Si tu as déjà lu quelques-unes de mes chroniques, tu dois connaître ma méthode quand un album me plait particulièrement : une musique, une pochette, une figure de style (parfois) ou une image (surtout), quelques descriptions pour éviter d'être taxé de snob incompétent (la plupart du temps) et hop on défile et refile et mélange encore et encore en comprenant de moins en moins jusqu'à l'accouchement sur papier. Bref, avec sa durée colossale où l'intensité constamment rejouée amène l'hallucination,
Aesthethica, ne pouvant qu'appeler une métaphore particulière car fantasmée, s'est logiquement attaché dans mon esprit au mot « Cydonia ». Ho, Wikipédia t'apprendra que ce terme désigne une ville éteinte située en Crète, au bord de la Méditerranée. En creusant un peu, tu verras qu'on n'en connaît rien ou presque, quelques textes la mentionnant, quelques vestiges, l'occasion d'oublier tout réalisme historico-politico-socialo-ainsi de suite, envoyer Thucydide et Socrate se faire voir chez eux et mettre l'imaginaire en route !

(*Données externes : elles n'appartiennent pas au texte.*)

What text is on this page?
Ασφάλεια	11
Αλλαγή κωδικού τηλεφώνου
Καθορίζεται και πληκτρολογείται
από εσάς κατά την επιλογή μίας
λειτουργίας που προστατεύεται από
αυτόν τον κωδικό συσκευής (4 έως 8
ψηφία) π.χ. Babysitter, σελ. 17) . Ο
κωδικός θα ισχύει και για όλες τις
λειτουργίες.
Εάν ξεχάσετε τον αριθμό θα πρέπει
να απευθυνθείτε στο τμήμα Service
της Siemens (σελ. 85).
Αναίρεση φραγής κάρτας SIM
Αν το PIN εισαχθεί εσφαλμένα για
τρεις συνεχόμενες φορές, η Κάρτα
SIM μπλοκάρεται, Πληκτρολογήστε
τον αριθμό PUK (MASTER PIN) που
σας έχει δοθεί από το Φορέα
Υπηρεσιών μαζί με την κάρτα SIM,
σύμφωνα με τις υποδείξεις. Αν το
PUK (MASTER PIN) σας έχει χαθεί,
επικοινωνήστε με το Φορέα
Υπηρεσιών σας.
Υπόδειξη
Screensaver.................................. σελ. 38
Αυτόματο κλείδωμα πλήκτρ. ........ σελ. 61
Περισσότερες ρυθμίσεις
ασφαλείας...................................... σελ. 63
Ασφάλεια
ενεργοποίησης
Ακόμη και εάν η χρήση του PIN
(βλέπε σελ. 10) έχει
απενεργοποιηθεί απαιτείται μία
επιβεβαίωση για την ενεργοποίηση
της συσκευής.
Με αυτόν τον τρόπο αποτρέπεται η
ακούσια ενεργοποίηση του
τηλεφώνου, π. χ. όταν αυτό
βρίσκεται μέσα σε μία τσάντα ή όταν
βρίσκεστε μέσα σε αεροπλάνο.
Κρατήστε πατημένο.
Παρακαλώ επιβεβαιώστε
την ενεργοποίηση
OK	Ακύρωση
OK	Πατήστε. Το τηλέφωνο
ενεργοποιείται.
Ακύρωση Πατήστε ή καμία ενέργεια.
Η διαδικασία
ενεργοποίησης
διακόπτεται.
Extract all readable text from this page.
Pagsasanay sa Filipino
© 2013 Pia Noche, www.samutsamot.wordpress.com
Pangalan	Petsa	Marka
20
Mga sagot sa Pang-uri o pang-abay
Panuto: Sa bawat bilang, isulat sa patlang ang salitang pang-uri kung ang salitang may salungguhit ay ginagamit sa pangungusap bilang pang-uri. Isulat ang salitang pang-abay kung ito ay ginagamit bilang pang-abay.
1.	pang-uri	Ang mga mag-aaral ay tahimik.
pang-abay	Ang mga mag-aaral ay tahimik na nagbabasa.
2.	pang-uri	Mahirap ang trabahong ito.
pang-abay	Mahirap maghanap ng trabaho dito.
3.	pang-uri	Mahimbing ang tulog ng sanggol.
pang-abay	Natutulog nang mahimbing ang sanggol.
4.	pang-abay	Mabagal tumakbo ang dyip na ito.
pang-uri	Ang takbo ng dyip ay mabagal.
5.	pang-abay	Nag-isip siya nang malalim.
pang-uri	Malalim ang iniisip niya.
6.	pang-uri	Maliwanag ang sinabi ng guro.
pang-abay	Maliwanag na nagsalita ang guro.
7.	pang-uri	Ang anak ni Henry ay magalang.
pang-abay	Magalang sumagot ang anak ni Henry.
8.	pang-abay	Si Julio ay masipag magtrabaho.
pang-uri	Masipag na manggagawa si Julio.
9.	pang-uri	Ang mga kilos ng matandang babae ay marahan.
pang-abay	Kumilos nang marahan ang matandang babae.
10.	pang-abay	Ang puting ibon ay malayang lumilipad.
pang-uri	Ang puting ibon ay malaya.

Cydonia donc, que j'ai laborieusement introduite ici, a un pied dans la mer et l'autre sur un flanc de colline. Elle lie l'âpreté terrestre, celle que la mathématique des vents transforme en tourbillon écorcheur, à l'obsédance des vagues, celles qui paraissent d'abord lignes courbées puis sérénité droite, vagues toujours différentes, toujours similaires. Au centre se situe cette cité nacrée de blanc, imposante avec ses embouchures ne semblant avoir d'entrée que le nom ; rayonnante d'une clarté semblant trop aiguë pour pouvoir l'apprécier de son long. Elle invite aux regards répétés jusqu'à l'instant où une porte laisse s'apercevoir. Tu t'approches alors, abandonnes le métèque Krallice situé en contrebas à son onanisme sur le bleu des eaux pour pénétrer dans ces rues étranges : les places du marché « High Gold », « True Will » et « Returner » où les pavés grouillent de cris d'anges screamo que critiquera une nouvelle fois le touriste n'arrivant pas à voir ce qu'il y a de pur dans le prématuré ; le forum « Generation » où l'on peut entendre Thordendal discourir des bienfaits de la cocaïne sur la spiritualité ; l'autel « Sun Of Light » et ses entrelacs de notes insaisissables comme des lucioles t'obligeant aux 360 degrés puis l'évanouissement… Ah, Cydonia ! Ton peuple t'acclame d'une voix seule rendue multiple, polyphonie cherchant l' « Harmonia » à laquelle tu réponds par tes trompettes de marbre effilochant leur dur éclat. La frappe de ton bâtisseur modèle les allées, qu'elle rend denses, fuyantes, blastées, concurrentes au ciel lorsqu'elles créent leur propre espace aérien. Mais c'est surtout ton uniformité dans la diversité qui subjugue : tes cambrures se rappellent les unes aux autres ; tes traits mélodieux sont repris à l'envie, dans une version minimaliste ou amplifiée mais constamment belle ; ton labyrinthe est d'une cohérence rendant la traversée aisée, que ce soit dans ce sol palpitant, ces murs liquides évoquant les coups de bourre du
De Profondis de Lutomysl exécutés dix tons au dessus (« Glory Bronze », « True Will », « Tragic Laurel »… es-tu sûre d'être grecque et non ukrainienne ?) ou cette géométrie mettant les nerfs à l'épreuve d'une paix dépeinte au poignard (« Red Crown »).
Une absurdité dans l'architecture avec « Veins Of God » et ses aplats posés à la louche, fatigants en fin de visite. On oubliera bien vite ce qui n'est qu'une bonne idée mal placée pour se rappeler de la maestria dont l'ermite de
Renihilation a fait preuve pour construire son rêve de métropole. Car rien n'est réel ici, la majesté est trop élevée pour être extérieure à soi, elle est rêvée comme je rêve de Cydonia, cet organisme urbain tranchant l'environnement avec un tel naturel que la coupure est conduit, chemin vers la plus haute tour sur la plus haute butte. Et Liturgy à son sommet, régnant en maître.